Add to the strategic displacement risk recent negative reporting surrounding use of ed-tech in classrooms. A March 29, 2026, New York Times article highlighted dissatisfaction among educators and parents with the outcomes of these ed‑tech investments, including concerns about student distraction, overreliance on screens, and whether these technologies delivered meaningful educational value. And, on April 29, 2026, the Wall Street Journal, in an article titled “How YouTube Took Over The American Classroom,” reported that a survey touted by YouTube executives shows 94% of teachers use YouTube in their roles.  The study further highlighted the integration of chrome books into American classroom, including granular data provided by parents indicating the scale of use on YouTube on classroom devices used by students.  With a second grader in New York watching over 700 videos in two months during school hours and, on one day, a tenth grader in Oregon scrolling through more than 200 YouTube videos within an hour and half during the school day. 

The WSJ article then cited multiple neuroscientists involved in studying the impact of ed-tech in education stating that “[t] he impact of 1:1 Chromebooks on learning is incredibly bad.” Thus, with multiple studies and academic findings which question the effectiveness of education technology tools, questions about whether companies may have overstated the benefits of their products or relied on adoption metrics that do not necessarily correlate with improved educational outcomes may be raised. These issues can become fertile ground for misrepresentation claims if corporate disclosures are not carefully calibrated to reflect both opportunities and limitations.

In addition, the unique characteristics of the education market could introduce additional layers of risk. School districts can be highly budget-sensitive, politically influenced, and subject to public accountability, meaning that shifts in sentiment or policy can quickly affect purchasing decisions. As a result, disclosures relating to customer concentration, contract renewals, and public funding exposure may take on heightened importance.

From a D&O liability perspective, the zSpace SCA, when viewed alongside the Chegg and K-12 litigation examples, may underscore certain key considerations. First, the cases highlight the importance of accurate and contemporaneous disclosure, particularly where known issues, such as investor disputes or demand headwinds, may be characterized as hypothetical risks.
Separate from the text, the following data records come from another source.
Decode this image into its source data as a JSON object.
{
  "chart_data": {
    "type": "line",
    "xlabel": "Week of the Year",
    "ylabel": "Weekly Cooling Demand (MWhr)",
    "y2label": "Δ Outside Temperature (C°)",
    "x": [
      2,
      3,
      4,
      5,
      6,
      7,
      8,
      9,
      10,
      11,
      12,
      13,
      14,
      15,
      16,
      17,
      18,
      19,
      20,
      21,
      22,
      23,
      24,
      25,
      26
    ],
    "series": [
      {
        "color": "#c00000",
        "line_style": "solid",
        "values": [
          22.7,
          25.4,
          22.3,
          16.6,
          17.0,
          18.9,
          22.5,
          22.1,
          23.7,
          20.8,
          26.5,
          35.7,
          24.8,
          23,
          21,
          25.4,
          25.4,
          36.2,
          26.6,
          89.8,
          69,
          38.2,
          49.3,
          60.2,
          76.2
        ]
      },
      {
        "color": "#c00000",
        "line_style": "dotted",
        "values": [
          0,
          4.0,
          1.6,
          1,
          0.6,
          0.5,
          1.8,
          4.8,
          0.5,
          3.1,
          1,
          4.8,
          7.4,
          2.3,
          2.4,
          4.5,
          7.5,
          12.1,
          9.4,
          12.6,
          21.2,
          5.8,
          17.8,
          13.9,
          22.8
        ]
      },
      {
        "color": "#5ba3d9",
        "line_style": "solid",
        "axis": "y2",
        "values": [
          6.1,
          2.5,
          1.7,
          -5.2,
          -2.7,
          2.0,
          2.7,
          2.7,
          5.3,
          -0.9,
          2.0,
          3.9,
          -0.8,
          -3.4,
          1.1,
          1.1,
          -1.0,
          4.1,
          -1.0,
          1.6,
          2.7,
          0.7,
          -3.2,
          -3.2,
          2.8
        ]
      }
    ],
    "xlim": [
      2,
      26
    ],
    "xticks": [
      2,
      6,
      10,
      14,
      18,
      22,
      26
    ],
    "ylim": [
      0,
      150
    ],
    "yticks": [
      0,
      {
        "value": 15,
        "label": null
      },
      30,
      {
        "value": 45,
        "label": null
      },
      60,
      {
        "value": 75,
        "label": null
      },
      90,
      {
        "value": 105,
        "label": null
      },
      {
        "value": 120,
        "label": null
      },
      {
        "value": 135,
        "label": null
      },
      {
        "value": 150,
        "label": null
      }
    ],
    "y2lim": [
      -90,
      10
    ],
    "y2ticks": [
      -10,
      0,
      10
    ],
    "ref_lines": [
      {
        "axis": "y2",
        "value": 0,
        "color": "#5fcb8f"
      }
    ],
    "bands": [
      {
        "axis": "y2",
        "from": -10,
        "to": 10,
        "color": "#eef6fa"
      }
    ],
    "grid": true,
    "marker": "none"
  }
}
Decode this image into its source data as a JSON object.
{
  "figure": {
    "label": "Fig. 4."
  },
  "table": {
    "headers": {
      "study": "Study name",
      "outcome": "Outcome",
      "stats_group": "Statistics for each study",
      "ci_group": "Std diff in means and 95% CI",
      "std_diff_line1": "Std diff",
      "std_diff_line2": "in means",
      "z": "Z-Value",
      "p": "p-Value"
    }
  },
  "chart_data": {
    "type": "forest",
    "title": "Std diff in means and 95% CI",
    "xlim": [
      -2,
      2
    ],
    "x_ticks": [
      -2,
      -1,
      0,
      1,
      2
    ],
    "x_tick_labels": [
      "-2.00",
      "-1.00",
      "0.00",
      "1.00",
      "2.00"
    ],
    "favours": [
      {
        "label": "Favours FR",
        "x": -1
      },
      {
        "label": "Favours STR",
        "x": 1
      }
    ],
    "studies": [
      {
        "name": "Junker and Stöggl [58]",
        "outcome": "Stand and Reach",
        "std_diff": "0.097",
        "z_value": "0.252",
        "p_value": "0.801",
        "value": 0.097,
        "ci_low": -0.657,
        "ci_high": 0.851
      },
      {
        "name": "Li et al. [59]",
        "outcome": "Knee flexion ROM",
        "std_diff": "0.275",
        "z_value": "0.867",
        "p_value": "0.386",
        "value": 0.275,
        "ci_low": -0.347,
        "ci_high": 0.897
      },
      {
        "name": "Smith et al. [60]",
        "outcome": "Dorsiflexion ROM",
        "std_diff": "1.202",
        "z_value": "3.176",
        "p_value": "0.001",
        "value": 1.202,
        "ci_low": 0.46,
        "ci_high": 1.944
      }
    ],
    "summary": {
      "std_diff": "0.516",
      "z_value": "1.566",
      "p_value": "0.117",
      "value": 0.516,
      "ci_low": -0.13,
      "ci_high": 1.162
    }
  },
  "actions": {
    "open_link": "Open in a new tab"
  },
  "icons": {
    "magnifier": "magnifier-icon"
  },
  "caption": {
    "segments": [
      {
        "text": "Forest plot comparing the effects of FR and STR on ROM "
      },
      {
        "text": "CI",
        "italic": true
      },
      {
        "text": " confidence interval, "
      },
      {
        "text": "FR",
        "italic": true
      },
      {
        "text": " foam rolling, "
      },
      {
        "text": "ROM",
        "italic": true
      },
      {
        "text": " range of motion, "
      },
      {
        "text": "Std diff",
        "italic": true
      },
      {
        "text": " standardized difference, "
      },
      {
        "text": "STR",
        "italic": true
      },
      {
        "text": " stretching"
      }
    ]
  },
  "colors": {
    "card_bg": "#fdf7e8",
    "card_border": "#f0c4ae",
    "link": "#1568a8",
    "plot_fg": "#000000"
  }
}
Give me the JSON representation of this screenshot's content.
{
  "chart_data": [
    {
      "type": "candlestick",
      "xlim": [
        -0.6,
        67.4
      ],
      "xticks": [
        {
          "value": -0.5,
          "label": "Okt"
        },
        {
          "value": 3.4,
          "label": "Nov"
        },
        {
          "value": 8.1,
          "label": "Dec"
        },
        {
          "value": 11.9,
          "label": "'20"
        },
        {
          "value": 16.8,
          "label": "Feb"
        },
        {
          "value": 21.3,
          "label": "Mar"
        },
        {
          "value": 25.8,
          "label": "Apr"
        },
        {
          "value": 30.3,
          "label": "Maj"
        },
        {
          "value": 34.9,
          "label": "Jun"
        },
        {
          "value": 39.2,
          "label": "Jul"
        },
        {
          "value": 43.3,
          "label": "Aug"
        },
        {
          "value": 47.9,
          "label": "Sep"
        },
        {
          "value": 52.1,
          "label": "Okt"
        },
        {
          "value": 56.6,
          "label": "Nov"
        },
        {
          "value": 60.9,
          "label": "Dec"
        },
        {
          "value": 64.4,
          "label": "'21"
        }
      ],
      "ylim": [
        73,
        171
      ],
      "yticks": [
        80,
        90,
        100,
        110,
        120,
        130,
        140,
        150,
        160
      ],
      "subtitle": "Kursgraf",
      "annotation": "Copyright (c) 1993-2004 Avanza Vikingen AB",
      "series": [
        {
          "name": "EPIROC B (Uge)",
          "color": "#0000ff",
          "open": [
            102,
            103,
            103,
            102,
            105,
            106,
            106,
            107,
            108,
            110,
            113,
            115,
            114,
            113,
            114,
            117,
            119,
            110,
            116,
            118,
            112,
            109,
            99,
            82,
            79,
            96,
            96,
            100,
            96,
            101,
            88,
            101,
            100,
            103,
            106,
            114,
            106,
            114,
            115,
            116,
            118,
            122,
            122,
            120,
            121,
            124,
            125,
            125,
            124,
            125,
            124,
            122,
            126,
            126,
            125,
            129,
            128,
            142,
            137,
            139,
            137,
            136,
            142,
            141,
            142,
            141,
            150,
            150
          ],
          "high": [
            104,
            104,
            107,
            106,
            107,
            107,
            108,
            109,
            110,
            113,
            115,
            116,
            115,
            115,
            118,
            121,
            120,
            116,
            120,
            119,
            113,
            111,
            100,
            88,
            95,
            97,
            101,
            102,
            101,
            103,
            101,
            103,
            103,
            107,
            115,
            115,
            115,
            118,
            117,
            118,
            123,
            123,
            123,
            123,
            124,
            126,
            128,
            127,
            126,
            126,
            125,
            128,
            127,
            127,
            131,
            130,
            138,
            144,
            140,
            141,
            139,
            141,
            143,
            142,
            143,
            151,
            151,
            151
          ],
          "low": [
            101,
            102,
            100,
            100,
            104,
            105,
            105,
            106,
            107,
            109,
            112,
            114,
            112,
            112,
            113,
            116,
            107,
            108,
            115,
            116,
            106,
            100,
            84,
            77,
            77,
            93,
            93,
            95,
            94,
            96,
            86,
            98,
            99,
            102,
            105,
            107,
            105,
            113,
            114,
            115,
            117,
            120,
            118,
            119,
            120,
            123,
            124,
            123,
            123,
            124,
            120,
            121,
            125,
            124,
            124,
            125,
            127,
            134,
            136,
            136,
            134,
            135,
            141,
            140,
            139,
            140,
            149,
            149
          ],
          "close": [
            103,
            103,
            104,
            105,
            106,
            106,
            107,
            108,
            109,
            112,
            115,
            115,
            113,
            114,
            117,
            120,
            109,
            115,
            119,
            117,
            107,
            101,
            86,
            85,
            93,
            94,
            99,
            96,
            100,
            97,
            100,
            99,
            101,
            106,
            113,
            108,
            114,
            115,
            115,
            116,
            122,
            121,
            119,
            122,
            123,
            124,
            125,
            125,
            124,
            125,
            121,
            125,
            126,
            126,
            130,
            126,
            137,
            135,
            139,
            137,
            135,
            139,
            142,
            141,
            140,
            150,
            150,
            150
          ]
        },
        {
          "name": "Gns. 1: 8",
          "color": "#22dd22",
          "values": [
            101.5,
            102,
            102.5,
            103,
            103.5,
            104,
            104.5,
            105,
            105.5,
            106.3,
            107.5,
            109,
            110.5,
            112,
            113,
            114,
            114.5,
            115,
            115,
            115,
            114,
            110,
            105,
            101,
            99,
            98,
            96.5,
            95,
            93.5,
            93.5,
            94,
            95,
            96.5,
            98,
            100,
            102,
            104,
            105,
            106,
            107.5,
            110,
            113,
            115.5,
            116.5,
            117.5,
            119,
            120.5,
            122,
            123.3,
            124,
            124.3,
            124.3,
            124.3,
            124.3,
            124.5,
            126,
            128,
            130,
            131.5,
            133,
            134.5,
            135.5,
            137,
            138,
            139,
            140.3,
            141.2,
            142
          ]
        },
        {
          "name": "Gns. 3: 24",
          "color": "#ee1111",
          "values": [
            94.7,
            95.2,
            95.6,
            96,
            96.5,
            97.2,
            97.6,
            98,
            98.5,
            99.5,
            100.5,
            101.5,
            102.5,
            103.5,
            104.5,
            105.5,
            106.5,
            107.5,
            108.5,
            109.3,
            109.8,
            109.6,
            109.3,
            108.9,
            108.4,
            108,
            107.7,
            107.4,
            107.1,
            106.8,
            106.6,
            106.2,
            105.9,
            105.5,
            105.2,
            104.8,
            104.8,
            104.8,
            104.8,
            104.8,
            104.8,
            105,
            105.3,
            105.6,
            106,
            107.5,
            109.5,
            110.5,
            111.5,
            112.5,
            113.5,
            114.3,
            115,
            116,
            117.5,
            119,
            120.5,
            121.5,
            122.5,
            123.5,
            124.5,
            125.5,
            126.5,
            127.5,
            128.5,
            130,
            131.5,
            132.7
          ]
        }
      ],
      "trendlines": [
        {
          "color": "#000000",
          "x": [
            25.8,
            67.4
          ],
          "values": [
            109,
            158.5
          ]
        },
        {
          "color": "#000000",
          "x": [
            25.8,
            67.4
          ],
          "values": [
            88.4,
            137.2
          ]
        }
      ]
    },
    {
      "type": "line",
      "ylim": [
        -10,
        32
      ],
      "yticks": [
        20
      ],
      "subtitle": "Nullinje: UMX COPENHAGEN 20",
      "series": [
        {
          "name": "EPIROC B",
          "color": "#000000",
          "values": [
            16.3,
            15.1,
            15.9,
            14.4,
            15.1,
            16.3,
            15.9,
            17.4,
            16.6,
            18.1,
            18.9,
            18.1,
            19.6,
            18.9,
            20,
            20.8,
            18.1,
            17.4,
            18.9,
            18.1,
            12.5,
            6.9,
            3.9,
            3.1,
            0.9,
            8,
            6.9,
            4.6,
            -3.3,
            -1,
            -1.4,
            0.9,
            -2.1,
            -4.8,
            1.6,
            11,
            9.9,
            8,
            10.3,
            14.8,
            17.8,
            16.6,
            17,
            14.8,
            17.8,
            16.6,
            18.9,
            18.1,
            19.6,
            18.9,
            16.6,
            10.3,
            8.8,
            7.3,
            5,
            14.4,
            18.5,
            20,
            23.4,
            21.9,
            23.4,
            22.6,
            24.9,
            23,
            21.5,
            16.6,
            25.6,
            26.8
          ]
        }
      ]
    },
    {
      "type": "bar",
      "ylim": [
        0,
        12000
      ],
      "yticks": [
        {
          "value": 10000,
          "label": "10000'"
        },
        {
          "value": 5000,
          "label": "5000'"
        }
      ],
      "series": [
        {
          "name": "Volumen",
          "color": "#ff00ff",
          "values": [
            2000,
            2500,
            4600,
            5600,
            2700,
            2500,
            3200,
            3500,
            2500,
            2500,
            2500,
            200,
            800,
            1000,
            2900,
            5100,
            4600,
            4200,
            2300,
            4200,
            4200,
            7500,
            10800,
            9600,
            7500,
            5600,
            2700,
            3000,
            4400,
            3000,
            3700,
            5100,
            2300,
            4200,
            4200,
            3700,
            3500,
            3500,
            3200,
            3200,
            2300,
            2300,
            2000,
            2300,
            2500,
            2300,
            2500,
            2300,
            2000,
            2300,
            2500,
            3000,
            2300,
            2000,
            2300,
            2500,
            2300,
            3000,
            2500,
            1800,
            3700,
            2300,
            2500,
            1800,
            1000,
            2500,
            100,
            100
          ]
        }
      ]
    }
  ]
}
Second, the litigation reflects the fragility of capital markets for smaller, publicly traded ed-tech companies, where stock price volatility and liquidity constraints can magnify the impact of adverse developments.

Third, these recent developments illustrate a potential disconnect between operational narratives and shifting market realities, particularly in a sector undergoing rapid reassessment. Companies that positioned themselves as beneficiaries of long-term digital transformation trends may now face scrutiny as those assumptions are tested. Finally, the emergence of AI as a disruptive force introduces a forward-looking disclosure challenge, requiring companies to assess and communicate not only current risks, but also the potential for technological displacement.

Taken together, the ed-tech sector appears to be entering a phase defined less by expansion and more by recalibration. The convergence of post-pandemic normalization, increased skepticism regarding educational outcomes, tighter funding conditions, and technological disruption may create an environment in which securities litigation becomes a more common response to business underperformance. The zSpace SCA may represent an early example of how these forces can intersect, transforming operational, financial, and strategic challenges into D&O exposure.